Mondriaan Dream Sequence

Dream Sequence 1.
Helene and Anton Müller, wild at heart. Someday, we will be patrons of the arts. A very nice architect friend of ours will build our own art nouveau hunting lodge, decorated with paintings of the Munch and van der Lecks of our time (who will also be our friends).

Dream Sequence 2.
Face to face to face with Mondriaan, van der Leck and the new flowers of Van Gogh.

Dream Sequence 3.
Getting lost in the sculpture garden, in pursuit of the elusive coffee tent in the middle of the woods.

Dream Sequence 4.
Biking in the Veluwe and feeling a great big rush of freedom. Everlasting fields, as far as the eye can see. Rugged trees and mighty skies. Remembering Anne Frank’s words written on her bedroom wall: “I long to ride a bike, dance, whistle and look at the world, feel young and know that I am free.”

Read more about the dreamy landscape of the Veluwe, the history of the Kröller-Müllers and Arnhem as a creative city (my favorite cafe TAPE was even mentioned!) in “Wild at Heart“, an article from KLM’s inflight magazine Holland Herald.

A “New” Van Gogh

Breaking news in the Netherlands and the art world: there’s a new Van Gogh! I was so happy when I saw the news at De Wereld Draait Door tonight.

Still life with meadow flowers and roses, Van Gogh. Kröller-Müller Museum.

 

Welcome to the “real” world “Het Bloemstilleven met akkerbloemen en rozen”!

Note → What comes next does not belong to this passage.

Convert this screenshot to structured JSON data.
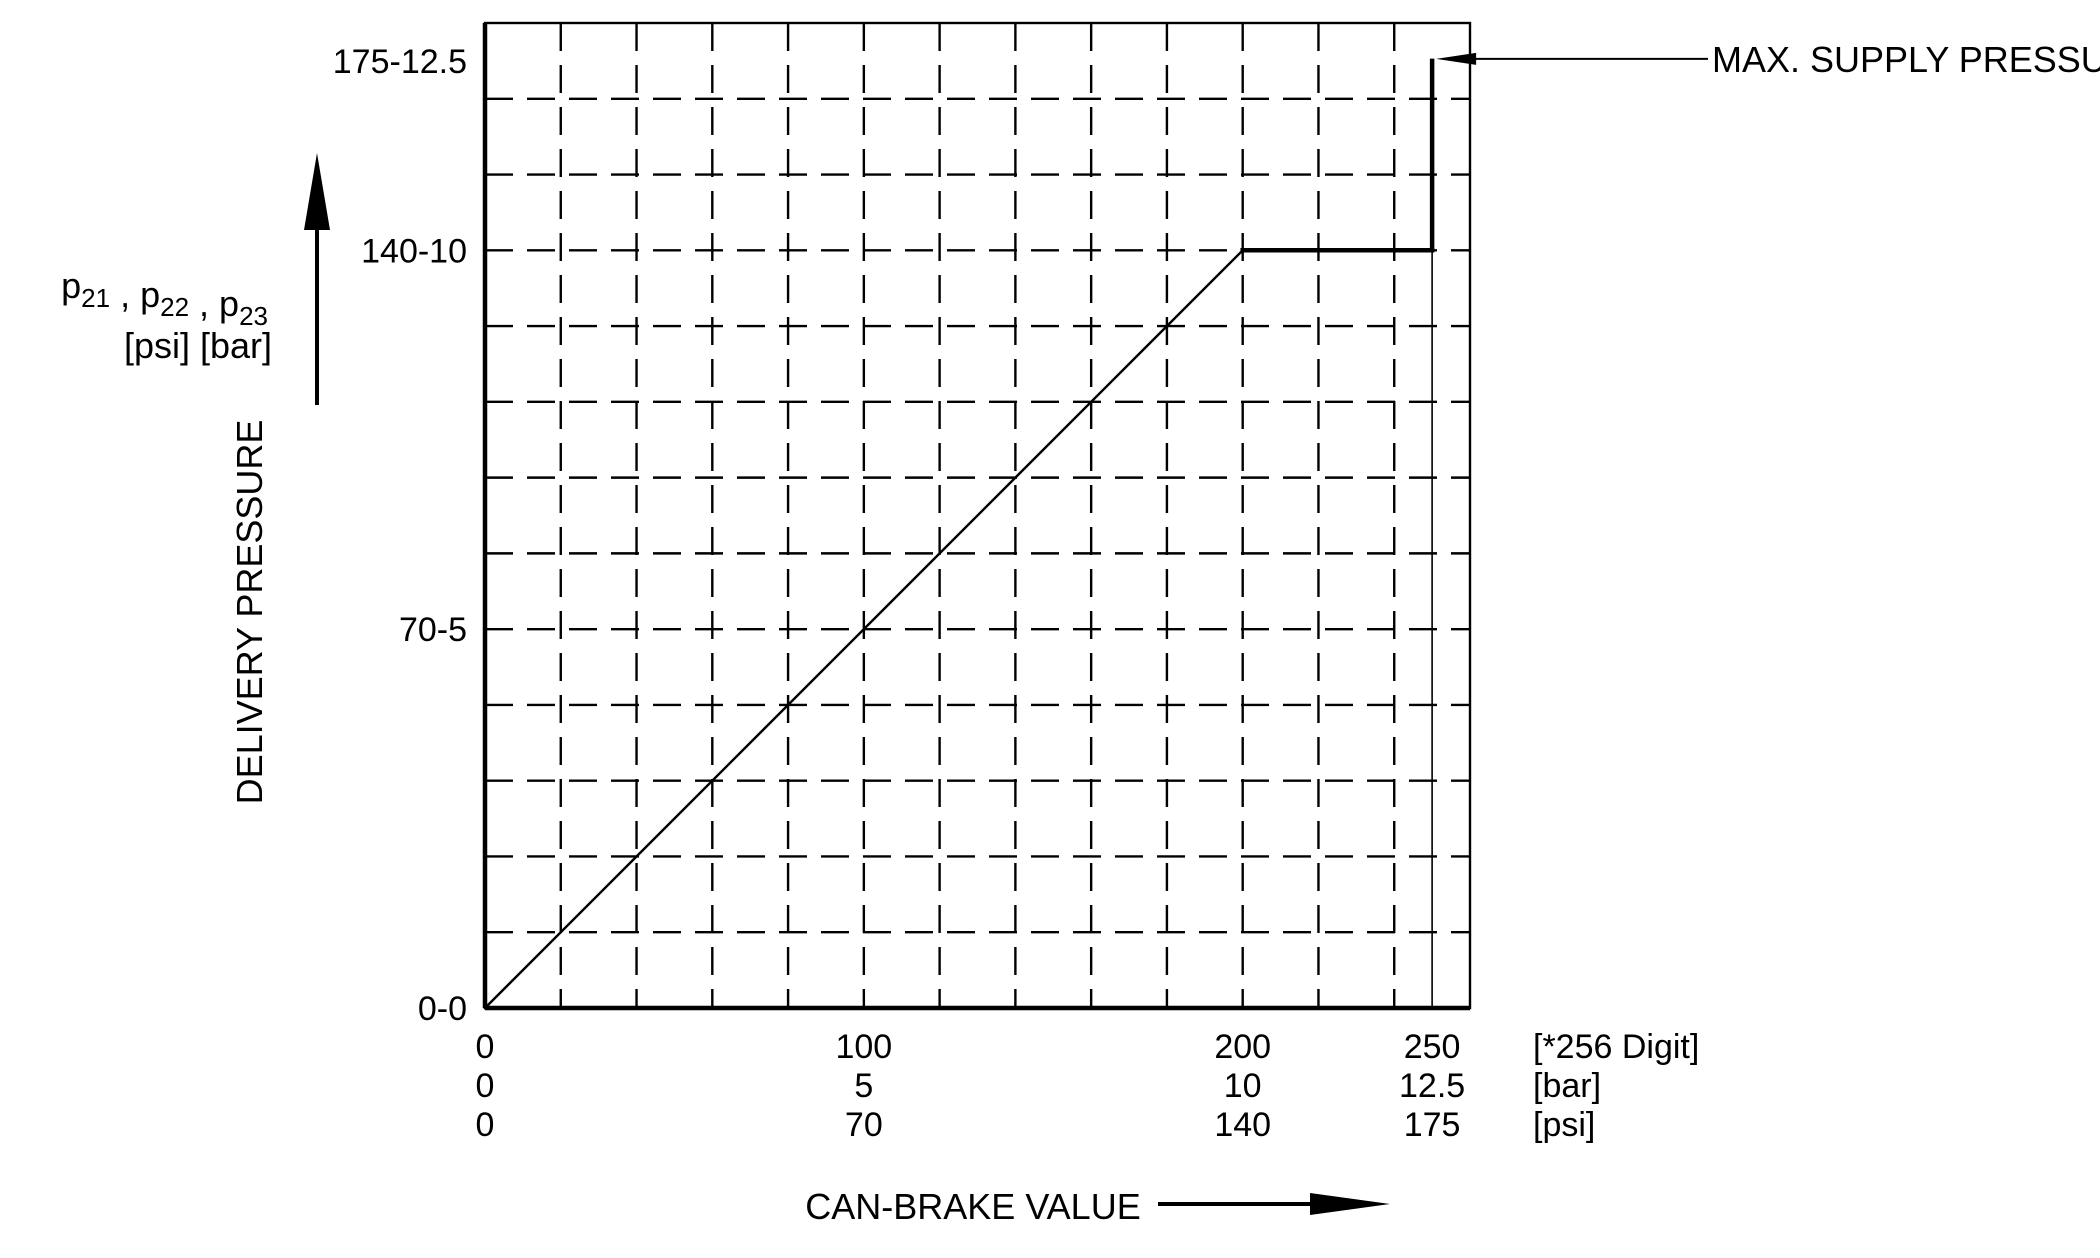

The painting’s authenticity has been in doubt ever since the museum acquired it in 1974. But now, a team of researchers from the TU Delft, the University of Antwerp, Deutsches Elektronen-Synchrotron (DESY) Hamburg, the Van Gogh Museum and the Kröller-Müller Museum has succeeded in confirming that it is truly a painting by Van Gogh. The leading clue was the underlying painting they discovered through x-ray. Beneath the flowers, they discovered a painting of two wrestling men, and they connected it with a 1886 letter of Van Gogh to his brother Theo. Awesome!

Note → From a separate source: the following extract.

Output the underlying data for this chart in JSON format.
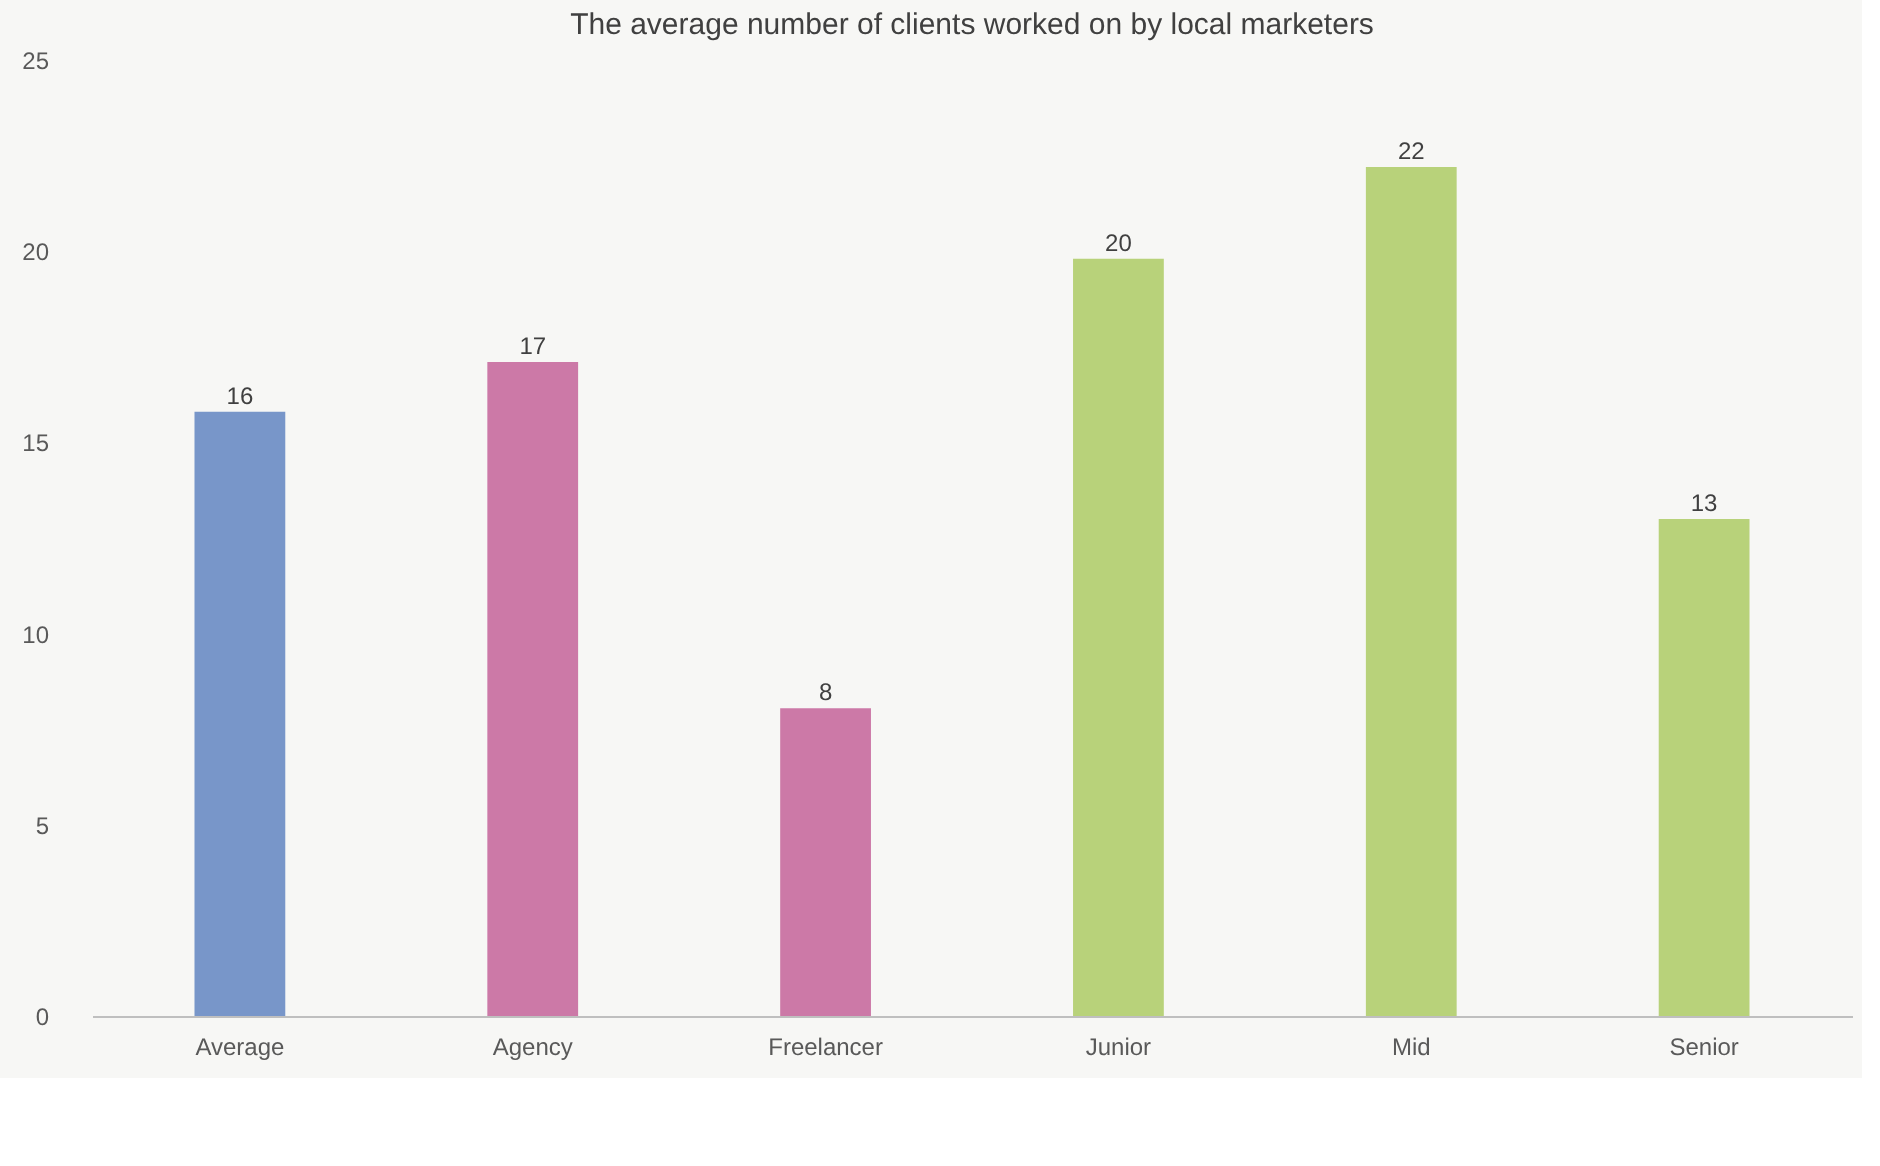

How apt that I’ve been reading Vincent’s letters to his brother Theo for the past few months. I have always admired the brothers’ very close relationship and how they have always been there for each other. The correspondence of the brothers, along with other letters of Van Gogh can all be accessed online, thanks to the Van Gogh Museum and Huygen’s ING. You can even see the original scans and translations in English! I can spend hours just reading his letters!

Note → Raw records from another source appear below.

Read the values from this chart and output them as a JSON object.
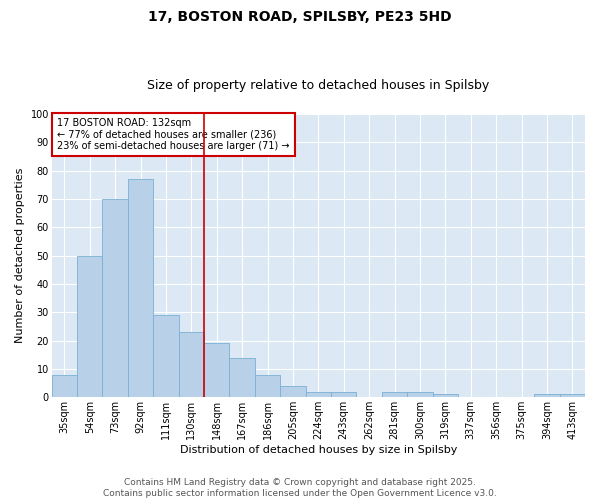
{
  "title1": "17, BOSTON ROAD, SPILSBY, PE23 5HD",
  "title2": "Size of property relative to detached houses in Spilsby",
  "xlabel": "Distribution of detached houses by size in Spilsby",
  "ylabel": "Number of detached properties",
  "categories": [
    "35sqm",
    "54sqm",
    "73sqm",
    "92sqm",
    "111sqm",
    "130sqm",
    "148sqm",
    "167sqm",
    "186sqm",
    "205sqm",
    "224sqm",
    "243sqm",
    "262sqm",
    "281sqm",
    "300sqm",
    "319sqm",
    "337sqm",
    "356sqm",
    "375sqm",
    "394sqm",
    "413sqm"
  ],
  "values": [
    8,
    50,
    70,
    77,
    29,
    23,
    19,
    14,
    8,
    4,
    2,
    2,
    0,
    2,
    2,
    1,
    0,
    0,
    0,
    1,
    1
  ],
  "bar_color": "#b8d0e8",
  "bar_edge_color": "#7aafd4",
  "bar_width": 1.0,
  "ylim": [
    0,
    100
  ],
  "yticks": [
    0,
    10,
    20,
    30,
    40,
    50,
    60,
    70,
    80,
    90,
    100
  ],
  "vline_x": 5.5,
  "vline_color": "#cc0000",
  "annotation_text": "17 BOSTON ROAD: 132sqm\n← 77% of detached houses are smaller (236)\n23% of semi-detached houses are larger (71) →",
  "annotation_box_color": "#cc0000",
  "bg_color": "#dce9f5",
  "footer_text": "Contains HM Land Registry data © Crown copyright and database right 2025.\nContains public sector information licensed under the Open Government Licence v3.0.",
  "title_fontsize": 10,
  "subtitle_fontsize": 9,
  "axis_label_fontsize": 8,
  "tick_fontsize": 7,
  "annotation_fontsize": 7,
  "footer_fontsize": 6.5
}
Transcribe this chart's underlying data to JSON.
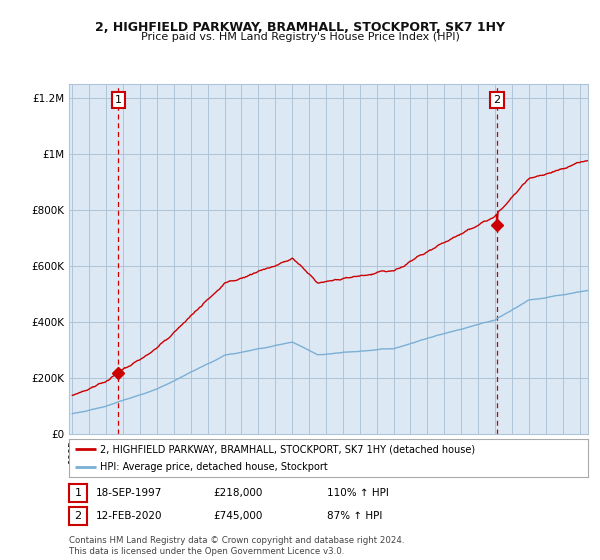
{
  "title1": "2, HIGHFIELD PARKWAY, BRAMHALL, STOCKPORT, SK7 1HY",
  "title2": "Price paid vs. HM Land Registry's House Price Index (HPI)",
  "legend_line1": "2, HIGHFIELD PARKWAY, BRAMHALL, STOCKPORT, SK7 1HY (detached house)",
  "legend_line2": "HPI: Average price, detached house, Stockport",
  "annotation1_label": "1",
  "annotation1_date": "18-SEP-1997",
  "annotation1_price": "£218,000",
  "annotation1_hpi": "110% ↑ HPI",
  "annotation2_label": "2",
  "annotation2_date": "12-FEB-2020",
  "annotation2_price": "£745,000",
  "annotation2_hpi": "87% ↑ HPI",
  "footer": "Contains HM Land Registry data © Crown copyright and database right 2024.\nThis data is licensed under the Open Government Licence v3.0.",
  "sale1_year": 1997.72,
  "sale1_value": 218000,
  "sale2_year": 2020.12,
  "sale2_value": 745000,
  "red_color": "#cc0000",
  "blue_color": "#7bafd4",
  "plot_bg_color": "#dce9f5",
  "background_color": "#ffffff",
  "grid_color": "#b0c4d8",
  "ylim_max": 1250000,
  "ylim_min": 0,
  "xlim_min": 1994.8,
  "xlim_max": 2025.5
}
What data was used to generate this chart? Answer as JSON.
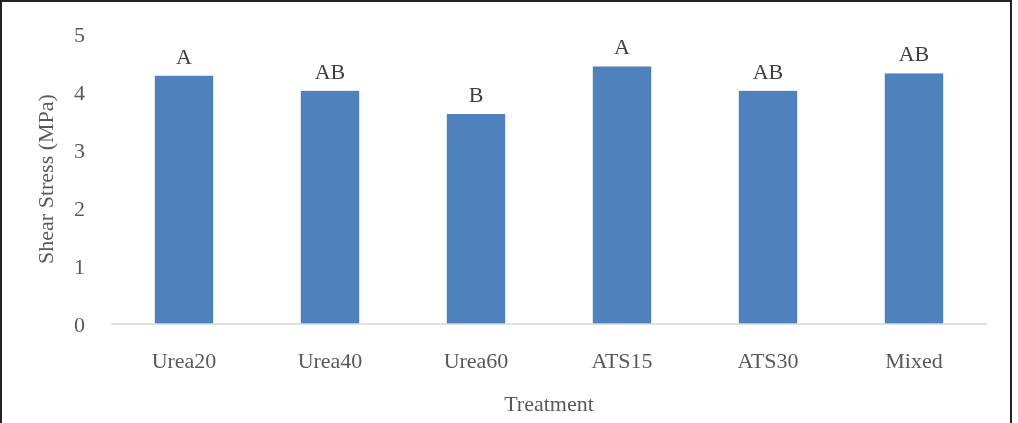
{
  "chart_data": {
    "type": "bar",
    "xlabel": "Treatment",
    "ylabel": "Shear Stress (MPa)",
    "categories": [
      "Urea20",
      "Urea40",
      "Urea60",
      "ATS15",
      "ATS30",
      "Mixed"
    ],
    "values": [
      4.28,
      4.02,
      3.62,
      4.44,
      4.02,
      4.32
    ],
    "color": "#4f81bd",
    "ylim": [
      0,
      5
    ],
    "yticks": [
      0,
      1,
      2,
      3,
      4,
      5
    ],
    "grid": false,
    "annotations": [
      {
        "text": "A",
        "x": "Urea20",
        "y": 4.28
      },
      {
        "text": "AB",
        "x": "Urea40",
        "y": 4.02
      },
      {
        "text": "B",
        "x": "Urea60",
        "y": 3.62
      },
      {
        "text": "A",
        "x": "ATS15",
        "y": 4.44
      },
      {
        "text": "AB",
        "x": "ATS30",
        "y": 4.02
      },
      {
        "text": "AB",
        "x": "Mixed",
        "y": 4.32
      }
    ]
  }
}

And how cosmic that the “new” painting is so close to where I live now. I’ve been planning to visit the Veluwe park and forests, where the Kröller-Müller museum is actually located.Now is the perfect time. The time for new flowers!

“Still life with meadow flowers and roses” can be viewed from tomorrow at 12.30pm at the Kröller-Müller Museum in Otterlo.